Thousands streamed out of the town of Jisr al-Shughour, on the road between Syria's second city Aleppo and the country's main port of Latakia.
"When the massacre happened in Jisr al-Shughour the army split, or they started fighting each other and blamed it on us," a woman refugee, who refused to give her name, told Turkish news channel NTV.
Bassam, a tile layer, said: "Tanks are now one kilometer away from Jisr al-Shughour, near a sugar plant, and they are firing shells and machine gunning the town. There are only a few people left. I escaped on my motorcycle through dirt tracks in the hills."
He showed mobile phone camera footage of a dead young man, between 18 and 25 years old, with a bullet wound his leg, and a very large exit wound in his stomach. He lay on a bloody cloth.

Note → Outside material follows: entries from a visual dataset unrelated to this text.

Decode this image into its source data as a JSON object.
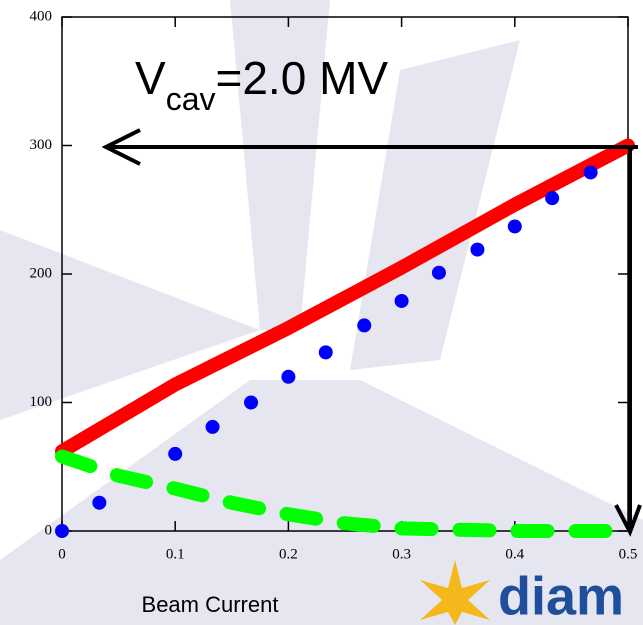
{
  "chart_data": {
    "type": "line",
    "annotation": {
      "main": "V",
      "sub": "cav",
      "rest": "=2.0 MV"
    },
    "x_label": "Beam Current",
    "logo": "diam",
    "xlim": [
      0,
      0.5
    ],
    "xticks": [
      0,
      0.1,
      0.2,
      0.3,
      0.4,
      0.5
    ],
    "ylim": [
      0,
      400
    ],
    "yticks": [
      0,
      100,
      200,
      300,
      400
    ],
    "series": [
      {
        "style": "solid",
        "color": "#ff0000",
        "x": [
          0,
          0.1,
          0.2,
          0.3,
          0.4,
          0.5
        ],
        "values": [
          62,
          114,
          158,
          205,
          254,
          300
        ]
      },
      {
        "style": "dots",
        "color": "#0000ff",
        "x": [
          0,
          0.033,
          0.1,
          0.133,
          0.167,
          0.2,
          0.233,
          0.267,
          0.3,
          0.333,
          0.367,
          0.4,
          0.433,
          0.467
        ],
        "values": [
          0,
          22,
          60,
          81,
          100,
          120,
          139,
          160,
          179,
          201,
          219,
          237,
          259,
          279
        ]
      },
      {
        "style": "dashed",
        "color": "#00ff00",
        "x": [
          0,
          0.05,
          0.1,
          0.15,
          0.2,
          0.25,
          0.3,
          0.35,
          0.4,
          0.5
        ],
        "values": [
          58,
          43,
          33,
          22,
          13,
          6,
          2,
          1,
          0,
          0
        ]
      }
    ]
  }
}
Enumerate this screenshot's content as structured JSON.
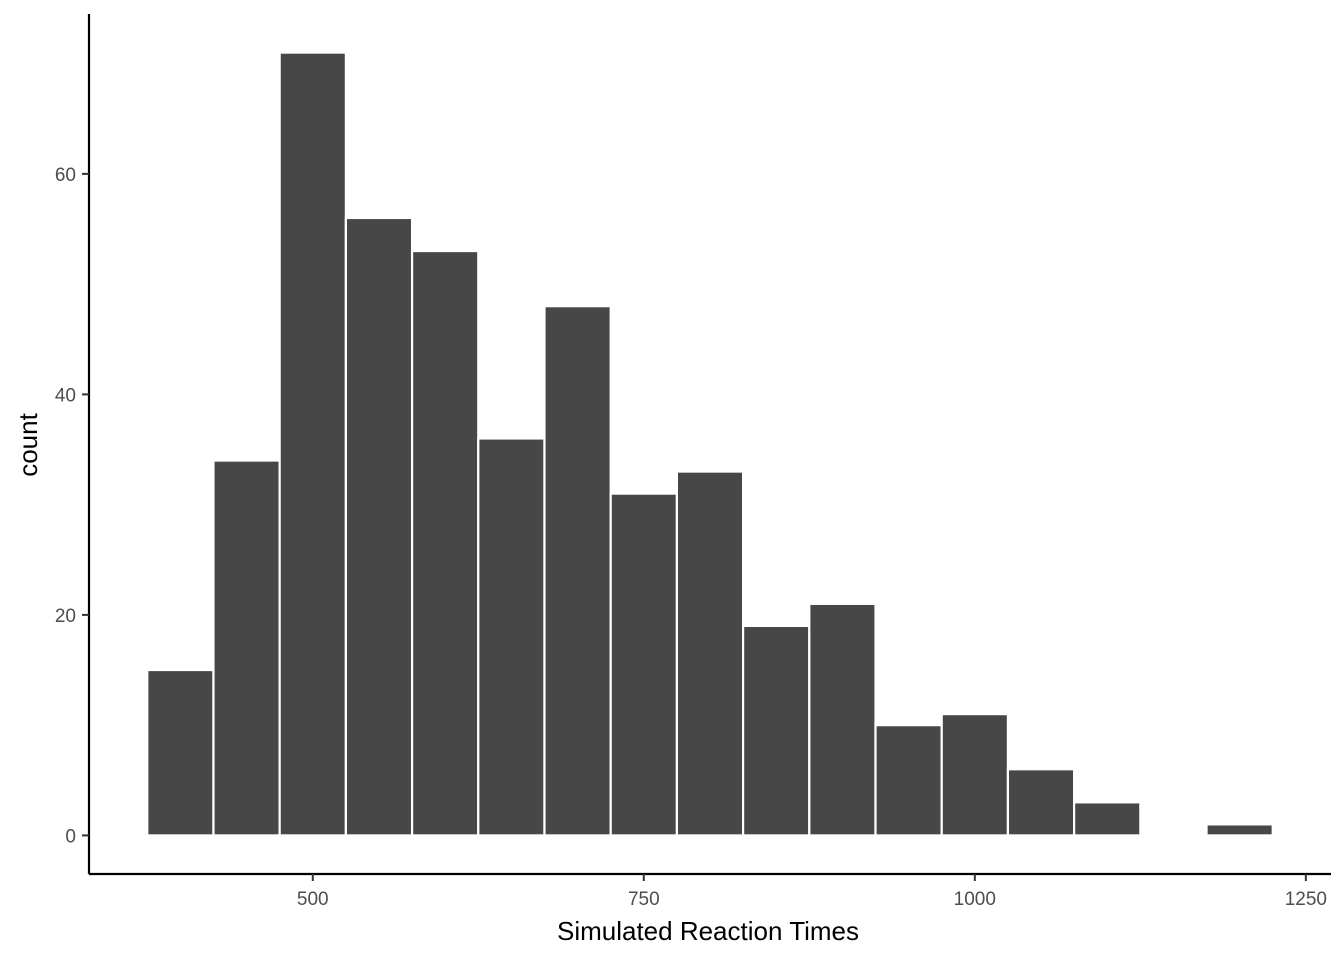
{
  "chart_data": {
    "type": "bar",
    "subtype": "histogram",
    "title": "",
    "xlabel": "Simulated Reaction Times",
    "ylabel": "count",
    "bin_width": 50,
    "bins": [
      {
        "x_start": 375,
        "x_end": 425,
        "count": 15
      },
      {
        "x_start": 425,
        "x_end": 475,
        "count": 34
      },
      {
        "x_start": 475,
        "x_end": 525,
        "count": 71
      },
      {
        "x_start": 525,
        "x_end": 575,
        "count": 56
      },
      {
        "x_start": 575,
        "x_end": 625,
        "count": 53
      },
      {
        "x_start": 625,
        "x_end": 675,
        "count": 36
      },
      {
        "x_start": 675,
        "x_end": 725,
        "count": 48
      },
      {
        "x_start": 725,
        "x_end": 775,
        "count": 31
      },
      {
        "x_start": 775,
        "x_end": 825,
        "count": 33
      },
      {
        "x_start": 825,
        "x_end": 875,
        "count": 19
      },
      {
        "x_start": 875,
        "x_end": 925,
        "count": 21
      },
      {
        "x_start": 925,
        "x_end": 975,
        "count": 10
      },
      {
        "x_start": 975,
        "x_end": 1025,
        "count": 11
      },
      {
        "x_start": 1025,
        "x_end": 1075,
        "count": 6
      },
      {
        "x_start": 1075,
        "x_end": 1125,
        "count": 3
      },
      {
        "x_start": 1125,
        "x_end": 1175,
        "count": 0
      },
      {
        "x_start": 1175,
        "x_end": 1225,
        "count": 1
      }
    ],
    "xlim": [
      331,
      1269
    ],
    "ylim": [
      -3.5,
      74.5
    ],
    "x_ticks": [
      {
        "value": 500,
        "label": "500"
      },
      {
        "value": 750,
        "label": "750"
      },
      {
        "value": 1000,
        "label": "1000"
      },
      {
        "value": 1250,
        "label": "1250"
      }
    ],
    "y_ticks": [
      {
        "value": 0,
        "label": "0"
      },
      {
        "value": 20,
        "label": "20"
      },
      {
        "value": 40,
        "label": "40"
      },
      {
        "value": 60,
        "label": "60"
      }
    ],
    "grid": false,
    "legend": "none",
    "colors": {
      "bar_fill": "#474747",
      "bar_outline": "#ffffff",
      "axis_line": "#000000",
      "tick_label": "#4d4d4d"
    }
  }
}
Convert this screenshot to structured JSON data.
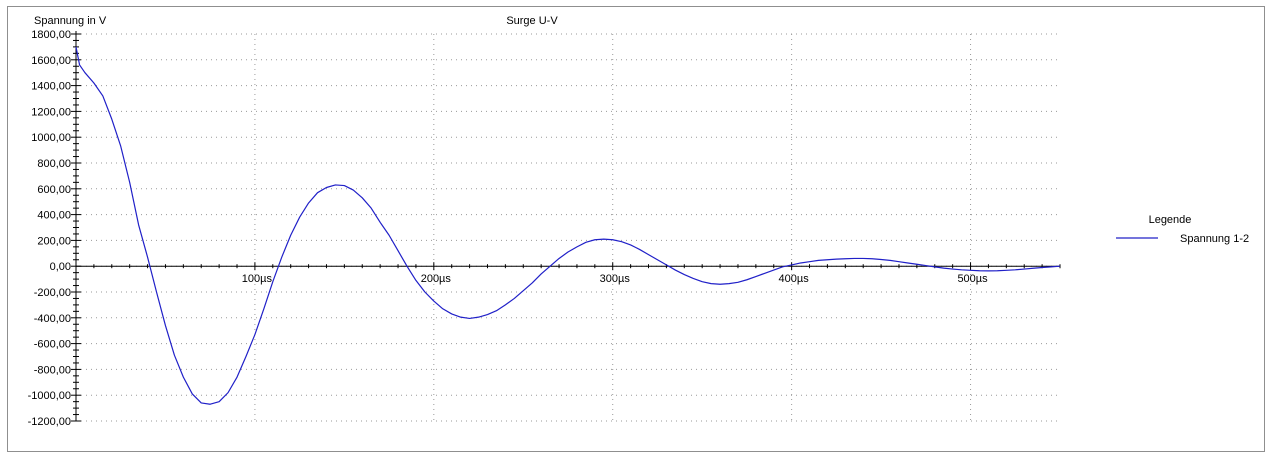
{
  "chart_data": {
    "type": "line",
    "title": "Surge U-V",
    "ylabel": "Spannung in V",
    "xlabel": "",
    "xlim": [
      0,
      550
    ],
    "ylim": [
      -1200,
      1800
    ],
    "x_unit": "µs",
    "y_ticks": [
      "1800,00",
      "1600,00",
      "1400,00",
      "1200,00",
      "1000,00",
      "800,00",
      "600,00",
      "400,00",
      "200,00",
      "0,00",
      "-200,00",
      "-400,00",
      "-600,00",
      "-800,00",
      "-1000,00",
      "-1200,00"
    ],
    "y_tick_values": [
      1800,
      1600,
      1400,
      1200,
      1000,
      800,
      600,
      400,
      200,
      0,
      -200,
      -400,
      -600,
      -800,
      -1000,
      -1200
    ],
    "x_ticks": [
      "100µs",
      "200µs",
      "300µs",
      "400µs",
      "500µs"
    ],
    "x_tick_values": [
      100,
      200,
      300,
      400,
      500
    ],
    "grid": true,
    "legend": {
      "title": "Legende",
      "position": "right"
    },
    "series": [
      {
        "name": "Spannung 1-2",
        "color": "#2020c8",
        "points": [
          [
            0,
            1700
          ],
          [
            2,
            1560
          ],
          [
            5,
            1500
          ],
          [
            10,
            1420
          ],
          [
            15,
            1320
          ],
          [
            20,
            1140
          ],
          [
            25,
            930
          ],
          [
            30,
            650
          ],
          [
            35,
            320
          ],
          [
            40,
            70
          ],
          [
            45,
            -200
          ],
          [
            50,
            -460
          ],
          [
            55,
            -690
          ],
          [
            60,
            -860
          ],
          [
            65,
            -990
          ],
          [
            70,
            -1060
          ],
          [
            75,
            -1070
          ],
          [
            80,
            -1050
          ],
          [
            85,
            -980
          ],
          [
            90,
            -860
          ],
          [
            95,
            -700
          ],
          [
            100,
            -530
          ],
          [
            105,
            -330
          ],
          [
            110,
            -120
          ],
          [
            115,
            70
          ],
          [
            120,
            240
          ],
          [
            125,
            380
          ],
          [
            130,
            490
          ],
          [
            135,
            570
          ],
          [
            140,
            610
          ],
          [
            145,
            630
          ],
          [
            150,
            625
          ],
          [
            155,
            590
          ],
          [
            160,
            530
          ],
          [
            165,
            450
          ],
          [
            170,
            340
          ],
          [
            175,
            240
          ],
          [
            180,
            120
          ],
          [
            185,
            0
          ],
          [
            190,
            -110
          ],
          [
            195,
            -200
          ],
          [
            200,
            -270
          ],
          [
            205,
            -330
          ],
          [
            210,
            -370
          ],
          [
            215,
            -395
          ],
          [
            220,
            -405
          ],
          [
            225,
            -395
          ],
          [
            230,
            -375
          ],
          [
            235,
            -345
          ],
          [
            240,
            -300
          ],
          [
            245,
            -250
          ],
          [
            250,
            -190
          ],
          [
            255,
            -130
          ],
          [
            260,
            -60
          ],
          [
            265,
            0
          ],
          [
            270,
            60
          ],
          [
            275,
            110
          ],
          [
            280,
            150
          ],
          [
            285,
            185
          ],
          [
            290,
            205
          ],
          [
            295,
            210
          ],
          [
            300,
            205
          ],
          [
            305,
            190
          ],
          [
            310,
            165
          ],
          [
            315,
            130
          ],
          [
            320,
            90
          ],
          [
            325,
            50
          ],
          [
            330,
            10
          ],
          [
            335,
            -30
          ],
          [
            340,
            -65
          ],
          [
            345,
            -95
          ],
          [
            350,
            -120
          ],
          [
            355,
            -135
          ],
          [
            360,
            -140
          ],
          [
            365,
            -135
          ],
          [
            370,
            -125
          ],
          [
            375,
            -105
          ],
          [
            380,
            -80
          ],
          [
            385,
            -55
          ],
          [
            390,
            -30
          ],
          [
            395,
            -5
          ],
          [
            400,
            10
          ],
          [
            405,
            25
          ],
          [
            410,
            35
          ],
          [
            415,
            45
          ],
          [
            420,
            50
          ],
          [
            425,
            55
          ],
          [
            430,
            58
          ],
          [
            435,
            60
          ],
          [
            440,
            60
          ],
          [
            445,
            58
          ],
          [
            450,
            52
          ],
          [
            455,
            45
          ],
          [
            460,
            35
          ],
          [
            465,
            25
          ],
          [
            470,
            15
          ],
          [
            475,
            5
          ],
          [
            480,
            -5
          ],
          [
            485,
            -15
          ],
          [
            490,
            -22
          ],
          [
            495,
            -28
          ],
          [
            500,
            -32
          ],
          [
            505,
            -35
          ],
          [
            510,
            -36
          ],
          [
            515,
            -35
          ],
          [
            520,
            -32
          ],
          [
            525,
            -28
          ],
          [
            530,
            -22
          ],
          [
            535,
            -16
          ],
          [
            540,
            -10
          ],
          [
            545,
            -5
          ],
          [
            550,
            0
          ]
        ]
      }
    ]
  }
}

Another picture showed a dead young man who had been shot in the head. He said the two were killed just outside Jisr al-Shughour by troops under the command of Maher.
He said the troops burned wheat crops in three villages near Jisr al-Shughour in a scorched earth policy to try to crush the will of people in the strategic hill region, who have been participating in large protests against Assad's autocratic rule.
Other refugees said the troops killed or burned cows and sheep, adding that agricultural land around the village of Sarmaniya to the south of Jisr al-Shughour had been destroyed.
The Syrian official state news agency said that "armed terrorist groups" had burned land in Idlib province as part of a sabotage scheme.
"The Syrian people are telling Bashar al-Assad we don't want you. God burns his heart. He has burnt our land. He made us destitute," the woman refugee told NTV.
Damascus has banned most foreign correspondents from the country, making it difficult to verify accounts of events.
Human rights groups say security forces have killed more than 1,100 Syrian civilians in increasingly bloody efforts to suppress demonstrations calling for Assad's removal, political freedoms and end to corruption and poverty. The protests were inspired by uprisings against other entrenched autocrats in the Arab world .
A senior Turkish diplomat said 4,300 Syrians had crossed the border and that Turkey was prepared for a further influx, though he declined to predict how many might come.